Solar wind flow in the heliosheath due to latitudinal and time variations over the solar cycle

Recent observations by Voyager 2 in the heliosheath showed strong variations of the solar wind density, velocity and temperature. Magnetic field fluctuates considerably as observed on both Voyager 1 and 2. Anomalous and galactic cosmic rays also present large fluctuations of intensity. Spatial variations and temporal effects in the solar wind due to solar cycle attribute to the observed fluctuations. In this work we aim to explore effects of realistic solar cycle on the 3D solar wind flow in the outer heliosphere. We use time and latitudinal variations of the solar wind density and velocity over two last solar cycles as the boundary conditions in a 3D MHD multi-fluid model of the interaction between the solar wind and interstellar medium based on BATSRUS code.
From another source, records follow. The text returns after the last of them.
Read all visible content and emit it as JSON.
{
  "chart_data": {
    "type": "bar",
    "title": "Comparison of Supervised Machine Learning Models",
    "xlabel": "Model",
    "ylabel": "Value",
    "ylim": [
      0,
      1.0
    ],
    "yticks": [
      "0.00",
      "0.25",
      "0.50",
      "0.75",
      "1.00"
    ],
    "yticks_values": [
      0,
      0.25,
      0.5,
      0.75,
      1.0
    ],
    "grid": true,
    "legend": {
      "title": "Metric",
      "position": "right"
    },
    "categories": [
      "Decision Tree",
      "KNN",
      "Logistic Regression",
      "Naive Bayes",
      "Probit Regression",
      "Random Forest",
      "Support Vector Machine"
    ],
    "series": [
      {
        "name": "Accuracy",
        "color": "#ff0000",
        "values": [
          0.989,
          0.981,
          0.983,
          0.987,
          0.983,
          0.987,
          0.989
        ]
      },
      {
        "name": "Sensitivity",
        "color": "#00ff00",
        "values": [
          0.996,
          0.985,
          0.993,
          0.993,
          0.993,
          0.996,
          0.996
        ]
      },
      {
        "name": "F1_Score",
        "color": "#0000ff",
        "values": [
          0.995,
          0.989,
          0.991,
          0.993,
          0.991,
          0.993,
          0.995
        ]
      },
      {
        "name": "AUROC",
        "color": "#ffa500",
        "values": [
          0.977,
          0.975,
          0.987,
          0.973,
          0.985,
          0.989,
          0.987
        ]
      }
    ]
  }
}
These realistic boundary conditions at 1 AU for the plasma were obtained on the base of the measurements of Ly-alpha intensities on SOHO/SWAN and interplanetary scintillations data (IPS). In our simulation a numerical spatial grid is highly refined along the Voyager 2 trajectory in order to capture disturbances propagating in the solar wind and compare the model with the observations. To validate the model and used boundary conditions we compare our results with Voyager 2 plasma data. In particular we focus on the time-dependent plasma flow in the heliosheath.